Altius Education, which is facing a Justice Department investigation into the now-shuttered Ivy Bridge College that it helped to run at Tiffin University, this week sold its name and most of its assets to Datamark, a well-known enrollment-marketing company.
Assets related to Ivy Bridge were not part of the deal. “We’re buying the trade name, we’re not buying the company,” said Oakleigh Thorne, Datamark’s chairman of the board, in an interview on Thursday. “Ivy Bridge is the old Altius’s problem.”
The sale, for an undisclosed price, does include Helix, an online-learning system powered by rich analytic tools that Altius created for traditional and competency-based teaching. The sale also gives Datamark ownership of technology, intellectual property, and services that Altius has created in student retention and student coaching.
Datamark said it had offered employment to 42 of Altius’s employees, and all have accepted. Not included in that hiring was Paul Freedman, the founder of Altius. But Mr. Freedman will assume a seat on the Datamark Board of Directors. He declined to comment, citing the terms of the sale.
For Datamark and Mr. Thorne, who was formerly chief executive of a another learning-management company, eCollege, the purchase of Helix marks a strong vote of confidence in competency-based education. He said he and others there believe it has “a huge future role” in higher education.
The deal came together quickly. Discussions began this past summer soon after news began to spread about the federal investigation and a crackdown on Ivy Bridge by Tiffin’s accreditor.

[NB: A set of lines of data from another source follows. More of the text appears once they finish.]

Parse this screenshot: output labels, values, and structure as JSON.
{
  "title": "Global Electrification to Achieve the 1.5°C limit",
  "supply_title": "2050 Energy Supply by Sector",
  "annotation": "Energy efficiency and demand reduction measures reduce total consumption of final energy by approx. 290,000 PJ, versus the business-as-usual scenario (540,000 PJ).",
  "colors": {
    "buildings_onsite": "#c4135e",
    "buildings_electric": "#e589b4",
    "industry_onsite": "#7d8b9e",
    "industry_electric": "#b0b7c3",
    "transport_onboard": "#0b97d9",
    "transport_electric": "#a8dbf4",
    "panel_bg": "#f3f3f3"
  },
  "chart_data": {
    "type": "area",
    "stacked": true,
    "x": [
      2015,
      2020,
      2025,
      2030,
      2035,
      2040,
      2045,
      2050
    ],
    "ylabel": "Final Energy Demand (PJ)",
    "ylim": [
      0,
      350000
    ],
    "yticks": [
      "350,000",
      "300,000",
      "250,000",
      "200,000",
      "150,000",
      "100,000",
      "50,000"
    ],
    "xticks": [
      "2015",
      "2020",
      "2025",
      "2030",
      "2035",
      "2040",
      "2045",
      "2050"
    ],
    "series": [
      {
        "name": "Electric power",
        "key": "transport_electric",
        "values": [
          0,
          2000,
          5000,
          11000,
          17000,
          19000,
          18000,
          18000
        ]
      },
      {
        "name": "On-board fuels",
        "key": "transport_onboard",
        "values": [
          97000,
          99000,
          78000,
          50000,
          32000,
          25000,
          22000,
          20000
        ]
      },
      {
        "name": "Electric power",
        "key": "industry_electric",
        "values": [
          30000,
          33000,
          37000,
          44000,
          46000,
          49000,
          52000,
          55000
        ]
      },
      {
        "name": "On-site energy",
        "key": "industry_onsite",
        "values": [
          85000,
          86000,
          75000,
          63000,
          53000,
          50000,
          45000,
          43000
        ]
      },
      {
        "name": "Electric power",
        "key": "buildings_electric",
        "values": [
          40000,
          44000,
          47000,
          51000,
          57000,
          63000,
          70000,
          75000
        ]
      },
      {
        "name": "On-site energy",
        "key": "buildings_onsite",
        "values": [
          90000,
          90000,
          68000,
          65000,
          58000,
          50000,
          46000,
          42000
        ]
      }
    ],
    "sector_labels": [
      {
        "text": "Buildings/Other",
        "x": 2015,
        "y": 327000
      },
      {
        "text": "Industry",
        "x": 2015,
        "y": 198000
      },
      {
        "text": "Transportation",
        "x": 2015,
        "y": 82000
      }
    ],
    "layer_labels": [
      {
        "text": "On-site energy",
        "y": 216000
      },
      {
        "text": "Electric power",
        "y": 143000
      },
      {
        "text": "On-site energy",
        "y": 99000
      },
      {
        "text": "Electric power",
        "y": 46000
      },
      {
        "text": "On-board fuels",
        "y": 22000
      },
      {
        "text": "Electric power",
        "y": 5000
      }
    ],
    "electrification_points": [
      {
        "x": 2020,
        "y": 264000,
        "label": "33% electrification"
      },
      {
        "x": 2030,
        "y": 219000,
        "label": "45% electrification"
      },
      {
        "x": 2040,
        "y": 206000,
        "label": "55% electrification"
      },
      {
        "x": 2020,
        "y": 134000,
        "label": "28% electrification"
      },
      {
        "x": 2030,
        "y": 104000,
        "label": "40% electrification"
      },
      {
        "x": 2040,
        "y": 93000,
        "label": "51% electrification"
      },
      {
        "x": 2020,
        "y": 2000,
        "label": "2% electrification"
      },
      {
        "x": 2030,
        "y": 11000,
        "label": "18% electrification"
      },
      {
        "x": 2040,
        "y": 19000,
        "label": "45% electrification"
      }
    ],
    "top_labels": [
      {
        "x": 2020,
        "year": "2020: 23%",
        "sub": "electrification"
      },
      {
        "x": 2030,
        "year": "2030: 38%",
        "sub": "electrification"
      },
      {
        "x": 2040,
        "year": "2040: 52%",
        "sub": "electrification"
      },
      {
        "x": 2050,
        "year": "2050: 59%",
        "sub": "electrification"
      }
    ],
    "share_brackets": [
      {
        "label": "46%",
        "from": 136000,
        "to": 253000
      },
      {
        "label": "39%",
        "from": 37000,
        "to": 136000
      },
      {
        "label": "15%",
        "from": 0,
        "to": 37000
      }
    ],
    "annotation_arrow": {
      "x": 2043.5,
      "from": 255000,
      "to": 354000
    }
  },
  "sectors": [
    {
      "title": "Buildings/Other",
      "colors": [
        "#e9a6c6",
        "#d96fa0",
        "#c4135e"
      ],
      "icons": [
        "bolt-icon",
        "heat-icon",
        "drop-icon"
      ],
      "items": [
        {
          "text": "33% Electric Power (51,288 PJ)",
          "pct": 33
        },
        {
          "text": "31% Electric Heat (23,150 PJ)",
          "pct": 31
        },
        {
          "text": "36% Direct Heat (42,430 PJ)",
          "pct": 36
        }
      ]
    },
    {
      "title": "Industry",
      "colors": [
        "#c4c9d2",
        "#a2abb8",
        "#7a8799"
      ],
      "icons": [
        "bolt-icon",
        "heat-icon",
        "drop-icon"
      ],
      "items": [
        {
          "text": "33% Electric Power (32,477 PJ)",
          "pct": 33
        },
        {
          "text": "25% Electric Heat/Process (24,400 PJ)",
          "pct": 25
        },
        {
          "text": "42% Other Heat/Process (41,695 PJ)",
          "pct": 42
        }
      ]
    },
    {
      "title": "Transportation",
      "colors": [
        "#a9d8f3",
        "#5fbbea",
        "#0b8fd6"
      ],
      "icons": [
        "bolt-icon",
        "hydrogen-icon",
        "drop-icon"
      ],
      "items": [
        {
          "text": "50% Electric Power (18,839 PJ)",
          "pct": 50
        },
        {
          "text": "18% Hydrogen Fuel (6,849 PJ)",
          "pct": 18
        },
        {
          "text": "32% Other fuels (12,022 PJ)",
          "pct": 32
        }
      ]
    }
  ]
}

Mr. Thorne led an investment group that financed Datamark’s purchase of Altius’s assets and that provided an additional $11-million infusion into Datamark to help support and expand the campus partnerships that Altius had begun to forge. Mr. Thorne said he had been attracted both by Helix, which he calls “a totally cutting-edge platform,” and by the student-assistance services and systems that Altius had created, “which solves huge problems for a lot of schools today.”